Huntington's Disease trial success

A small trial spells hope for the future of fighting Huntington's disease.
19 December 2017

Interview with 

Ed Wild, University College London


A brain sparking with electricity.


A DNA-based drug that can penetrate brain cells might be about to revolutionise the treatment of the degenerative condition Huntington’s Disease. The success of a small initial trial of the agent, currently called IONIS-HTTRx, has prompted the pharmaceutical company Roche to license the drug and take it forward. Chris Smith spoke with UCL researcher Ed Wild, one of the team testing the new agent…

Ed - For the first time we have the results of a clinical trial that is aimed at tackling the cause of Huntington's disease, which is a protein called “huntingtin.” We have injected a drug into the spinal fluid of patients with early Huntington's disease and shown that we have successfully been able to reduce the amount of the toxic protein that is present in the nervous system.

Chris - People with Huntington's; what systems to they display; how does it affect them?
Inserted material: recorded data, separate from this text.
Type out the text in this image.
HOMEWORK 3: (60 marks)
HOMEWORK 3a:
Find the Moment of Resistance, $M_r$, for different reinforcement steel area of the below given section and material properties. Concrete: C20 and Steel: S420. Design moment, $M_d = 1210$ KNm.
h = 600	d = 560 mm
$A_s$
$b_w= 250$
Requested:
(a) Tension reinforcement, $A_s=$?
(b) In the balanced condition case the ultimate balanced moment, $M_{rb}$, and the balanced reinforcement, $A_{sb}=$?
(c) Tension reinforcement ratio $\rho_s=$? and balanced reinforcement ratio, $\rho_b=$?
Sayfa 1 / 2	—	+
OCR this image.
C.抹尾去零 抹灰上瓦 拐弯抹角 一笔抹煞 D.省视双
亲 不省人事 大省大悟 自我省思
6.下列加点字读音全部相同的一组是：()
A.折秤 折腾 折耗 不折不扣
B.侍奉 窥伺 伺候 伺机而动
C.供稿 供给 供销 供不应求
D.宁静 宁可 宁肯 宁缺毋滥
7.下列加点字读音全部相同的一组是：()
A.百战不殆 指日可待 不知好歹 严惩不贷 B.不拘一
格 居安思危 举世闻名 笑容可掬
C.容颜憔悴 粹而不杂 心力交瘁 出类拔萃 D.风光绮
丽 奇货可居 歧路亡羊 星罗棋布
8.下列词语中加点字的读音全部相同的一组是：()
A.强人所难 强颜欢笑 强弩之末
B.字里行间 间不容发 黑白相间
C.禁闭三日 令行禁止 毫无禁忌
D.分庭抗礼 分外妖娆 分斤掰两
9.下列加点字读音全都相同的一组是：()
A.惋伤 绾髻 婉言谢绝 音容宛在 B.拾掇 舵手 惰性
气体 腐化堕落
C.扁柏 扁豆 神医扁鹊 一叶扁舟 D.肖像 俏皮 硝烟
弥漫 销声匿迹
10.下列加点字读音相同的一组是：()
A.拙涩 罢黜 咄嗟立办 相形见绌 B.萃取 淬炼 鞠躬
Ed - It’s a relentlessly progressive disease. In early adult life, typically in a patient's thirties or fourties. They will develop subtle personality changes: things like being more irritable, having problems concentrating at work, having a shorter fuse, anxiety, depression, and then a bit of fidgetiness. The symptoms will then slowly progress over ten or twenty years until the person loses the ability to walk, to control their limbs. Loses the ability to speak and swallow and, unfortunately, eventually all patients with Huntington’s disease become completely disabled and it is always fatal.

Chris - Who gets it?

Ed - It is a genetic disease. Many people with Huntington’s disease know that the illness runs in their family. Each person with the disease has a 50% chance of giving it to each of their children. Somewhere between 5 and 10% of patients we see in our clinic though didn’t know that Huntington’s disease existed in their family until they’re diagnosed after clinical investigations and a genetic test.

Chris - What is the abnormal gene doing to these people to make them have this disease?

Ed - Everyone has two copies of the gene behind Huntington’s disease, but in someone who’s not going to get it both genes are normal length. At the beginning of the gene there’s a sequence of genetic letters CAG, CAG, CAG, and so on. If there are to many CAGs at the beginning of that gene, that is what results in a positive genetic test for Huntington’s disease, and that gene is a recipe for a protein called “huntingtin”.

If you have too many CAGs in your gene, the protein ends up a little bit too long, and with too many building blocks called “glutamine” the beginning of it. Essentially, that protein is poisonous to your neurons in the brain and it builds up, it interferes with the functioning of neurons and, at some point, it becomes too much and the neurons start to die.

Chris - The new therapy that you’ve trialled, how does that work?

Ed - The drug is called an “antisense oligonucleotide” or ASO, and it is a synthetic DNA molecule. What happens is that this synthetic DNA molecule is injected into the spinal fluid and from there it enters neurons. It sticks to the ‘message’ molecule that is intermediate between the gene and the protein. So the gene is a recipe for the protein but, before it makes the protein, the cell essentially makes a working copy of the gene and that molecule, that so-called message molecule is the one that is directly used to build the protein. So the drug molecule sticks to the message molecule and the cell has built-in machinery for detecting when something has stuck to its message molecule, and when that happens, the cell’s immediate reaction is to get rid of it. It essentially deletes the message molecule and if you do that then much less of the protein gets made.

Chris - Over what period of time was this given to the patients?

Ed - This was a pretty short trial, so four injections were given over a four month period. It was principally designed to ask the question of whether the injection of the drug was safe, was it well tolerated, and did any short term safety issues arise? The good news on that front is that in the 46 people in the trial, there were no significant safety issues identified from either the injection procedure or from the drug.

Chris - Did it make a difference to the levels of the huntingtin, the abnormal protein that would be there in these people?

Ed - It did, and that is why people in the Huntington’s field and beyond are so excited about this preliminary announcement. What we found was that there were significant decreases in the level of the mutant Huntingtin protein. This is not a cure for Huntington’s disease. At the moment we have no idea what this drug will do clinically. Will it slow the progression of Huntington’s disease or not? We are going to need a much longer trail to test whether giving this drug in the long term slows the progression of Huntington’s disease.